It was seeing his best friend come home in uniform that caused Joseph Geeter to get on board with the Marines, "hook line and sinker." That was in 1976. He was 18 years old and growing up in Chicago. Since then, Geeter has served four tours of duty in Korea, Japan, Thailand, and the Philippines, gathering skills and experiences that continue to shape and enhance his life today. After 25 years of service, he retired as a Master Gunnery Sergeant in 2001.
The versatility, communication and integrity instilled in him while working as a Marine is what Geeter looks back on with the most appreciation. Despite the racial disparities that loomed in everyday life, Geeter says he always loved his country and believed in the American dream. He was of tough mind and skin - during training, in boot camp, and while working alongside his fellow Marines. He says he was always proud to wear the uniform.
"When I first enlisted, minorities certainly had some rough times," Geeter said. "As time went on, though, society got better, so the treatment in the military got better. Plus the more stripes that get added to your sleeve over the years, the fewer people who could treat you bad."
Though he had several different assignments and positions throughout his 25-year career, Geeter — who now lives in Philadelphia — says it was his six years of work as an Equal Opportunity Advisor (EOA) that prepared him for life outside of the Corps. The position requires providing assistance to a commanding officer on issues including hazing and sexual harassment.
"I became used to talking to all sorts of people about a range of issues as an EOA," he said, adding that he often could empathize and draw on his early racially charged experiences that helped guide others to peaceful resolutions. "I was proud of that work and the way in which I could resolve and provide guidance on sensitive issues."
Since retiring from the Marine Corps, Geeter has continued to be a voice for minorities who served. From 2005 to 2009, he served as the national president of the Montford Point Marine Association, a veterans group that honors the first black Marines..
"We really seek to preserve the legacy of the first African Americans in the Marine Corps," he said. "Blacks have only been able to enlist since 1942, so we try to find these guys and get them the recognition they deserve from the U.S. Congress."
When he's not serving his community and veterans, Geeter works as a human resources manager at AmeriGas.
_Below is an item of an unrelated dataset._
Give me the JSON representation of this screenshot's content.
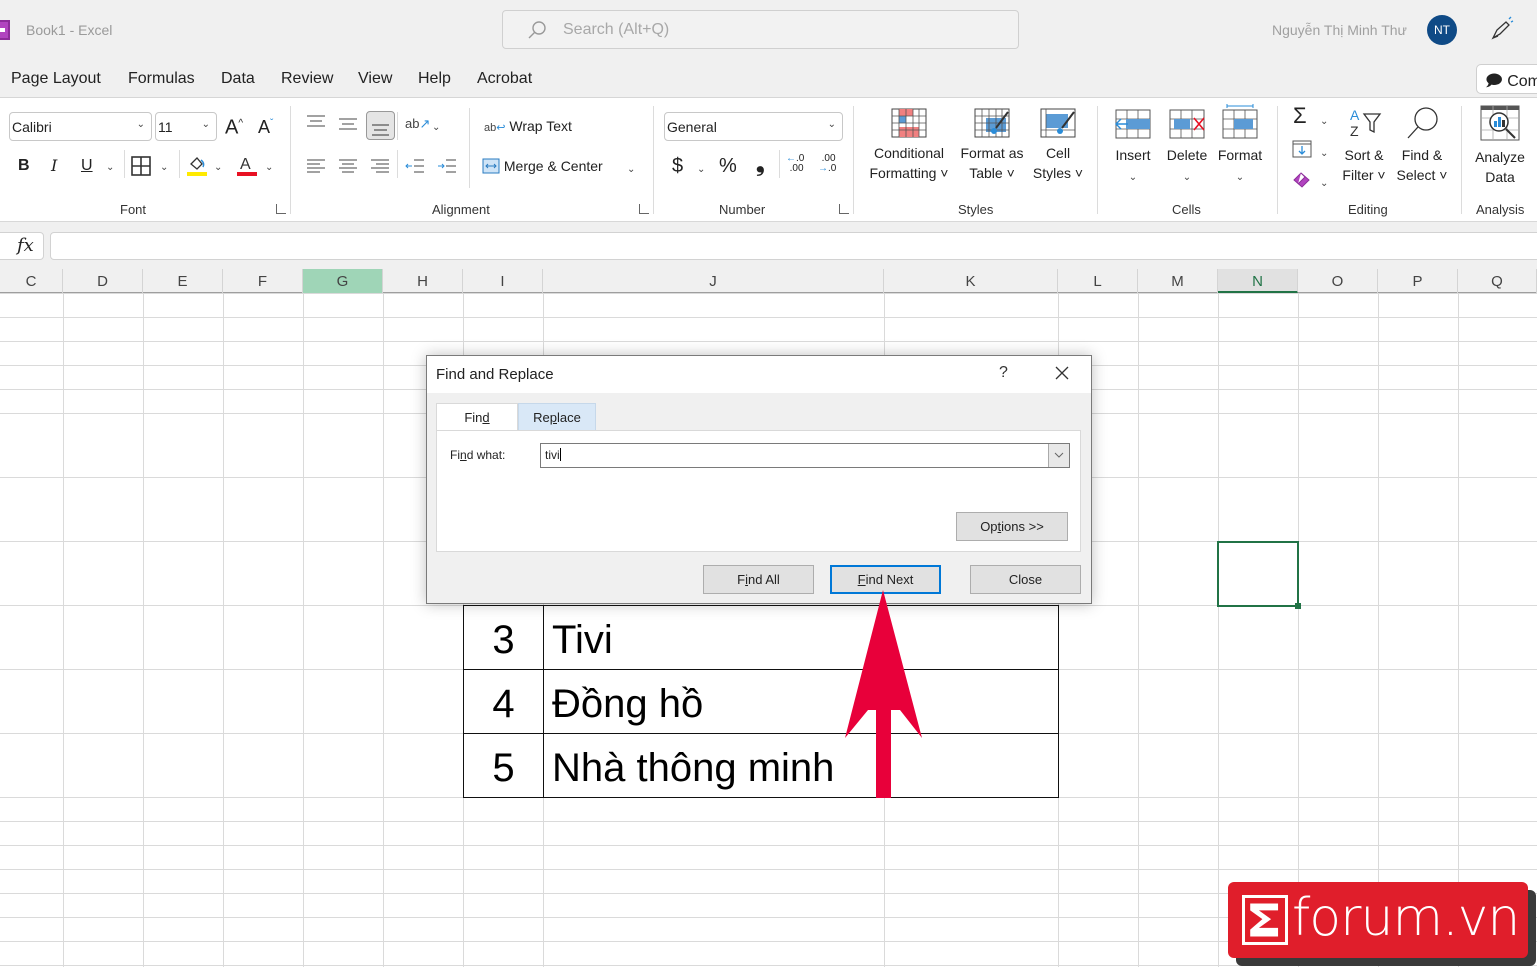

When he applied for a job in the corporate office 14 years ago, Geeter had zero experience in the field. Not only did he land the job, but he was promoted just 90 days after his hire date. He has since continued up the ladder.
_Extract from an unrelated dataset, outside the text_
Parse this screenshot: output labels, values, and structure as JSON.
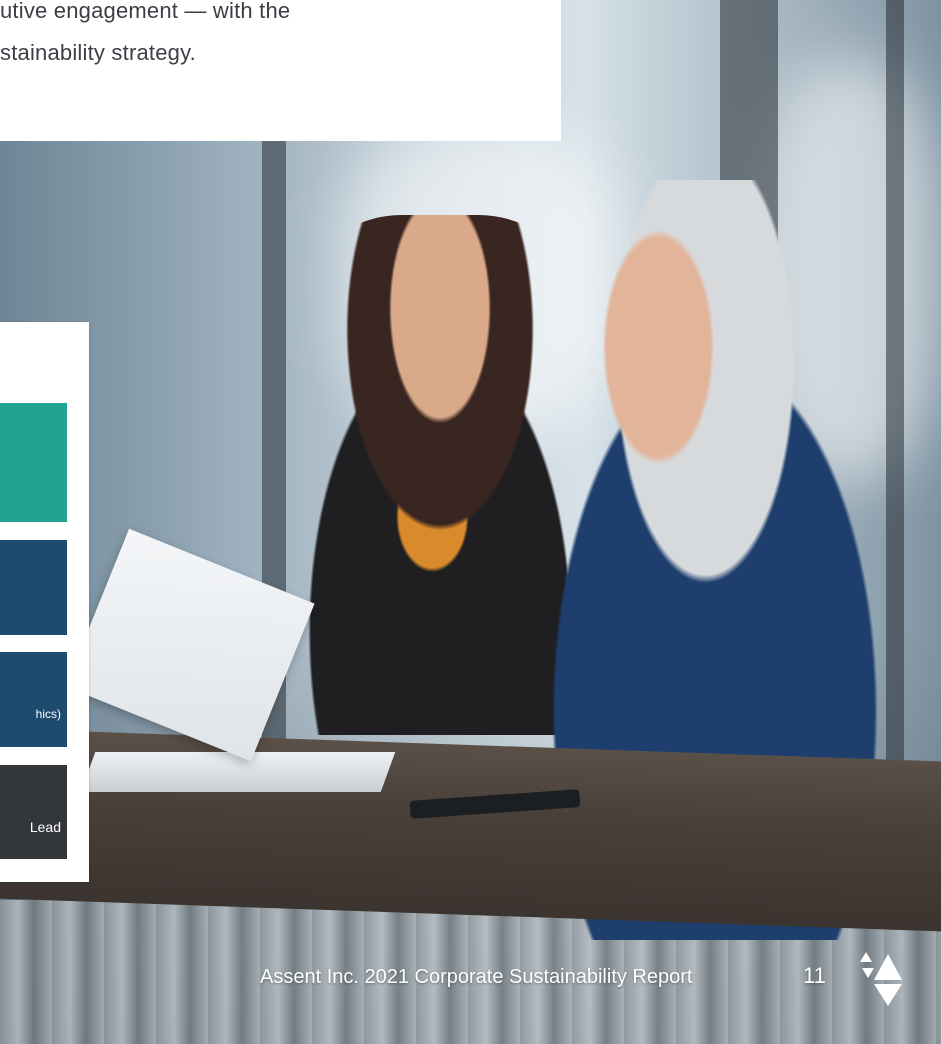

"Learning those communication skills so early on really helped in my current role," he said from his experience as a Marine. "I never know what I'm going to get when people walk through my door, so learning to adapt to any situation has not only benefited me, but my company, as well."
Geeter recalled that when interviewing for the initial position, he asked his soon-to-be boss how long it would take for a successful candidate to be proficient at the job. The interviewer told him 18 months. Geeter said he couldn't help but laugh.
"I told him that I could learn to fly to space in 18 months," he said and then added that Marines often have to be proficient at something in just days.
"I knew I was going to be okay," he said thanks to the values of honor, courage and commitment instilled in him as a Marine. "Even now sometimes I look around, I'm sitting in an air-conditioned office and enjoying the work I do. Everything else is gravy."